History

United States
- Name: Frederic W. Galbraith
- Namesake: Frederick W. Galbraith
- Owner: War Shipping Administration (WSA)
- Operator: South Atlantic Steamship Lines
- Ordered: as type (EC2-S-C1) hull, MC hull 2503
- Awarded: 23 April 1943
- Builder: St.

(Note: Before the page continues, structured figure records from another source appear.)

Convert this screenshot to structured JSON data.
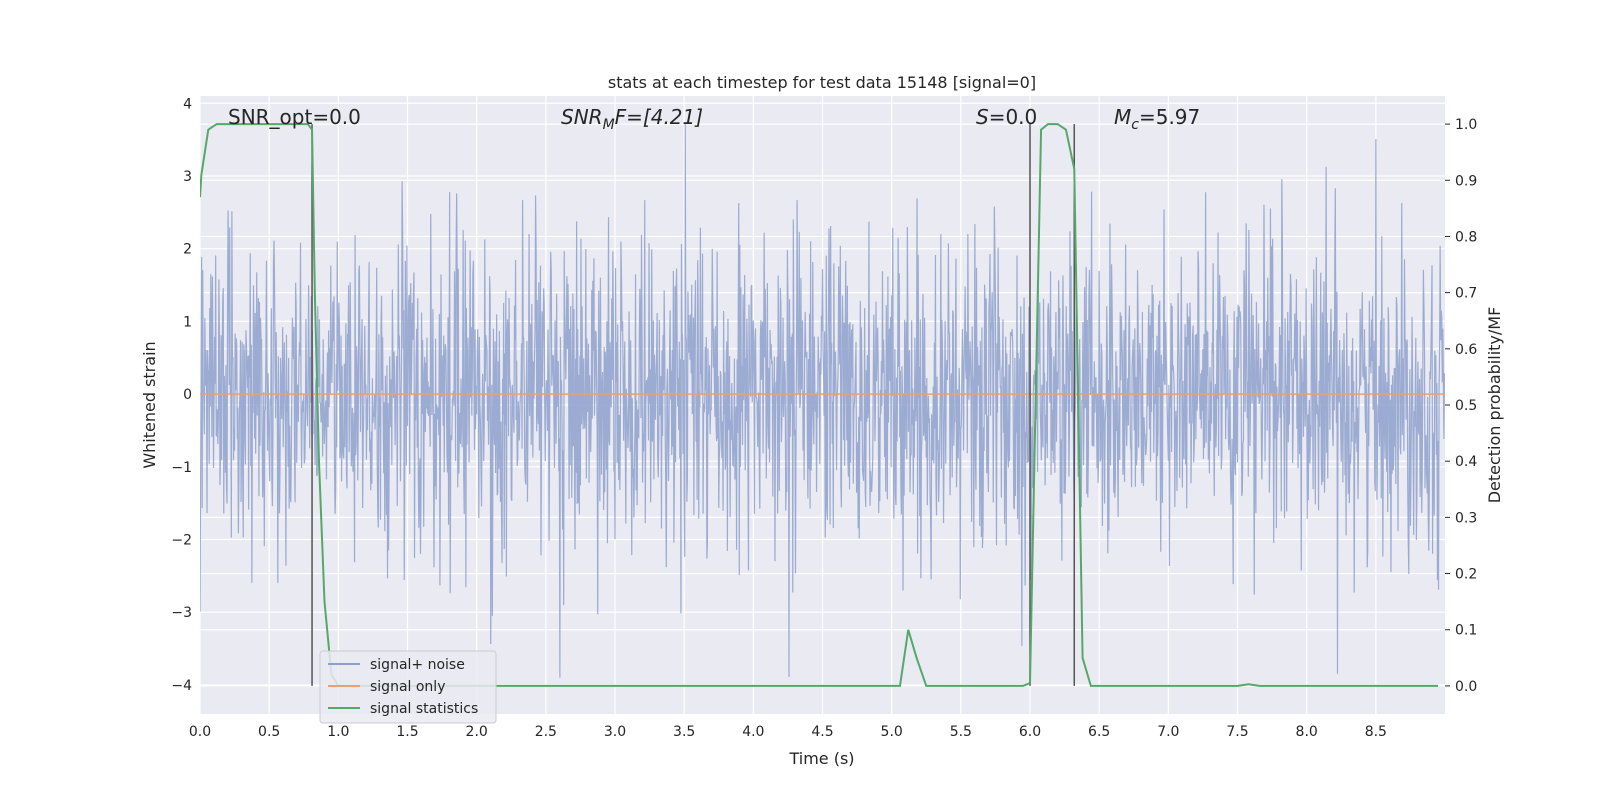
{
  "chart_data": {
    "type": "line",
    "title": "stats at each timestep for test data 15148 [signal=0]",
    "xlabel": "Time (s)",
    "ylabel_left": "Whitened strain",
    "ylabel_right": "Detection probability/MF",
    "xlim": [
      0.0,
      9.0
    ],
    "ylim_left": [
      -4.4,
      4.1
    ],
    "ylim_right": [
      -0.05,
      1.05
    ],
    "x_ticks": [
      "0.0",
      "0.5",
      "1.0",
      "1.5",
      "2.0",
      "2.5",
      "3.0",
      "3.5",
      "4.0",
      "4.5",
      "5.0",
      "5.5",
      "6.0",
      "6.5",
      "7.0",
      "7.5",
      "8.0",
      "8.5"
    ],
    "y_ticks_left": [
      "4",
      "3",
      "2",
      "1",
      "0",
      "−1",
      "−2",
      "−3",
      "−4"
    ],
    "y_ticks_right": [
      "1.0",
      "0.9",
      "0.8",
      "0.7",
      "0.6",
      "0.5",
      "0.4",
      "0.3",
      "0.2",
      "0.1",
      "0.0"
    ],
    "grid": true,
    "legend_position": "bottom-left",
    "annotations": {
      "snr_opt": "SNR_opt=0.0",
      "snr_mf_main": "SNR",
      "snr_mf_sub": "M",
      "snr_mf_rest": "F=[4.21]",
      "s_main": "S",
      "s_rest": "=0.0",
      "mc_main": "M",
      "mc_sub": "c",
      "mc_rest": "=5.97"
    },
    "vertical_lines_x": [
      0.81,
      6.0,
      6.32
    ],
    "series": [
      {
        "name": "signal+ noise",
        "color": "#8da0cb",
        "kind": "noise",
        "sample_rate": 256,
        "duration": 9.0,
        "typical_amplitude": 2.3,
        "peak_amplitude": 3.9
      },
      {
        "name": "signal only",
        "color": "#e5a07a",
        "x": [
          0.0,
          9.0
        ],
        "y": [
          0.0,
          0.0
        ]
      },
      {
        "name": "signal statistics",
        "color": "#55a868",
        "axis": "right",
        "x": [
          0.0,
          0.01,
          0.06,
          0.12,
          0.2,
          0.4,
          0.6,
          0.78,
          0.81,
          0.83,
          0.86,
          0.9,
          0.95,
          1.0,
          1.5,
          2.0,
          3.0,
          4.0,
          5.0,
          5.06,
          5.12,
          5.18,
          5.25,
          5.5,
          5.95,
          6.0,
          6.04,
          6.08,
          6.13,
          6.2,
          6.26,
          6.32,
          6.38,
          6.44,
          7.0,
          7.5,
          7.58,
          7.66,
          8.0,
          8.5,
          8.95
        ],
        "y": [
          0.87,
          0.91,
          0.99,
          1.0,
          1.0,
          1.0,
          1.0,
          1.0,
          0.99,
          0.7,
          0.4,
          0.15,
          0.02,
          0.0,
          0.0,
          0.0,
          0.0,
          0.0,
          0.0,
          0.0,
          0.1,
          0.05,
          0.0,
          0.0,
          0.0,
          0.005,
          0.5,
          0.99,
          1.0,
          1.0,
          0.99,
          0.92,
          0.05,
          0.0,
          0.0,
          0.0,
          0.003,
          0.0,
          0.0,
          0.0,
          0.0
        ]
      }
    ]
  }
}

Johns River Shipbuilding Company, Jacksonville, Florida
- Cost: $948,517
- Yard number: 67
- Way number: 1
- Laid down: 30 September 1944
- Launched: 2 November 1944
- Completed: 14 November 1944
- Identification: Call sign: KYUQ; ;
- Fate: Laid up in the National Defense Reserve Fleet, Wilmington, North Carolina, 4 March 1948; Laid up in the National Defense Reserve Fleet, Mobile, Alabama, 26 May 1952; Sold for scrapping, 2 November 1970, withdrawn from fleet, 17 November 1970;

General characteristics
- Class & type: Liberty ship; type EC2-S-C1, standard;
- Tonnage: 10,865 LT DWT; 7,176 GRT;
- Displacement: 3,380 long tons (3,434 t) (light); 14,245 long tons (14,474 t) (max);
- Length: 441 feet 6 inches (135 m) oa; 416 feet (127 m) pp; 427 feet (130 m) lwl;
- Beam: 57 feet (17 m)
- Draft: 27 ft 9.25 in (8.4646 m)
- Installed power: 2 × Oil fired 450 °F (232 °C) boilers, operating at 220 psi (1,500 kPa); 2,500 hp (1,900 kW);
- Propulsion: 1 × triple-expansion steam engine, (manufactured by General Machinery Corp., Hamilton, Ohio); 1 × screw propeller;
- Speed: 11.5 knots (21.3 km/h; 13.2 mph)
- Capacity: 562,608 cubic feet (15,931 m^{3}) (grain); 499,573 cubic feet (14,146 m^{3}) (bale);
- Complement: 38–62 USMM; 21–40 USNAG;
- Armament: Varied by ship; Bow-mounted 3-inch (76 mm)/50-caliber gun; Stern-mounted 4-inch (102 mm)/50-caliber gun; 2–8 × single 20-millimeter (0.79 in) Oerlikon anti-aircraft (AA) cannons and/or,; 2–8 × 37-millimeter (1.46 in) M1 AA guns;

= SS Frederic W. Galbraith =

Liberty ship of WWII

SS Frederic W. Galbraith was a Liberty ship built in the United States during World War II. She was named after Frederick W. Galbraith, the national commander of the American Legion, from 1920 to 1921. He was a decorated World War I veteran who was instrumental in helping to make the legion the largest war veterans' organization in the US.

==Construction==
Frederic W. Galbraith was laid down on 30 September 1944, under a Maritime Commission (MARCOM) contract, MC hull 2503, by the St. Johns River Shipbuilding Company, Jacksonville, Florida; and was launched on 2 November 1944.

==History==
She was allocated to the South Atlantic Steamship Lines, on 14 November 1944. On 4 March 1948, she was laid up in the National Defense Reserve Fleet, Wilmington, North Carolina. On 26 May 1952, she was laid up in the National Defense Reserve Fleet, Mobile, Alabama. She was sold for scrapping, 2 November 1970, to Union Minerals & Alloys Corp., for $41,137. She was removed from the fleet, 17 November 1970.